Lions Muny: What Would Colonel Brackenridge Do?

Given that UT's karma issues aren't exactly looking like they'll be turning around anytime soon after firing another football coach, you'd think they'd be celebrating their $25 billion endowment, tipping their cap to the  Save Muny movement, and leaving Austin's historic gem of a green space alone. Or even thinking of ways to make it better?

But the university has not backed down on plans to end the golf course lease in 2019 to build a mixed-use development.

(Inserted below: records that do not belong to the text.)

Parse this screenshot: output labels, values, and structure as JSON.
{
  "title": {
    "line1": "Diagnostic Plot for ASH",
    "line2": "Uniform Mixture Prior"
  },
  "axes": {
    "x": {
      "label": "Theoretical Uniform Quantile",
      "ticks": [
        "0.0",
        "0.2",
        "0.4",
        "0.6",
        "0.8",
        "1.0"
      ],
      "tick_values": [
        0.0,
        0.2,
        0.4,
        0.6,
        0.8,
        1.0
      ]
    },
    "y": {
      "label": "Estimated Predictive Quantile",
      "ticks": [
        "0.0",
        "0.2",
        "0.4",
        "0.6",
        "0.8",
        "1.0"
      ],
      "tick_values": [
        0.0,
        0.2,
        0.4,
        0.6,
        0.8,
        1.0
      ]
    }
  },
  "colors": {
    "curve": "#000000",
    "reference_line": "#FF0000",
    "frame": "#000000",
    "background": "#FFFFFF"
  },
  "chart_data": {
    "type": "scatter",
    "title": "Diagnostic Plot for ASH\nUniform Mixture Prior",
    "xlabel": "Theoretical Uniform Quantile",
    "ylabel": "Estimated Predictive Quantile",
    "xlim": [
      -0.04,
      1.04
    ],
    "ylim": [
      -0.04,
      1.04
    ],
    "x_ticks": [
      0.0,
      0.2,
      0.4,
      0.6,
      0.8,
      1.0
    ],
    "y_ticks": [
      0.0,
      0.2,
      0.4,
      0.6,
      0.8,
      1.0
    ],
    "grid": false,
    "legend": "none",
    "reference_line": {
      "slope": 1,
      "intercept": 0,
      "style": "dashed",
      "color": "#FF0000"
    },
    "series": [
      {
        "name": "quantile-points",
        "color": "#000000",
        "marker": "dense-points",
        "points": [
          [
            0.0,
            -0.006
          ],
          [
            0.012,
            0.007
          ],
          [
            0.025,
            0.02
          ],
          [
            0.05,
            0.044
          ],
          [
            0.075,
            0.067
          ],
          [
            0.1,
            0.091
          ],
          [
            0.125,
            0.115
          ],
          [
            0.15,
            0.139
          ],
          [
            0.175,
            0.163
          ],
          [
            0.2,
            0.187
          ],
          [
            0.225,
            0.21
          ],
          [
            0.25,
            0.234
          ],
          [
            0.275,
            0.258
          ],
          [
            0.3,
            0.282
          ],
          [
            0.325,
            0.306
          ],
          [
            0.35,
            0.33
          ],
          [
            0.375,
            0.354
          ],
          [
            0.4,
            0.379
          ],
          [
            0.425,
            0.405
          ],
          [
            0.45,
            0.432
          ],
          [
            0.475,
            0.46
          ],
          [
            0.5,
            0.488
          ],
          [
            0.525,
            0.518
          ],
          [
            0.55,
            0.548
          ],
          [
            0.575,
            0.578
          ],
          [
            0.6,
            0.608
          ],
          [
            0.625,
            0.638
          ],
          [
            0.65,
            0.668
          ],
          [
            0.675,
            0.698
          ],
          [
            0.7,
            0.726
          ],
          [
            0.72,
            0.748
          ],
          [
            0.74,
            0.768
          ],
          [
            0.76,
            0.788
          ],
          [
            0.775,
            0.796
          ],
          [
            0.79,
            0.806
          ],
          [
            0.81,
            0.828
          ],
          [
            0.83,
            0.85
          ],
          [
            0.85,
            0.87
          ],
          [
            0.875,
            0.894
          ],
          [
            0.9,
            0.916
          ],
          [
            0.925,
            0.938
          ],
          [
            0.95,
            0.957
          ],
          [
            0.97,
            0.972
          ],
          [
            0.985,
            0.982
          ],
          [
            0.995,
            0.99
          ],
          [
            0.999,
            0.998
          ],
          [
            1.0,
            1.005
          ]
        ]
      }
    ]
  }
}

So filmmaker Michael Hovis, in a guest commentator to the Austin-American Statesman, considers the lineage of a property gifted to the university. Shockingly, he doesn't believe Colonel George Washington Brackenridge was thinking mixed retail on the ground level and condos above starting in the low 500s.

Made wealthy by cotton and banking, he brought financial acumen to his 26 year tenure as a UT regent. Yet, he was equally concerned with social issues. Brackenridge supported women’s rights and provided loan funds for women studying medicine, law and architecture. He also fought for the rights of minorities and funded a list of African-American and Mexican-American schools and colleges.

Brackenridge was also a supporter of public golf courses. He donated the property for another historic golf course to the city of San Antonio. Built a few years before Muny, Brackenridge Golf Course remains the centerpiece of public golf in central San Antonio today. The similarities to Muny are hard to ignore.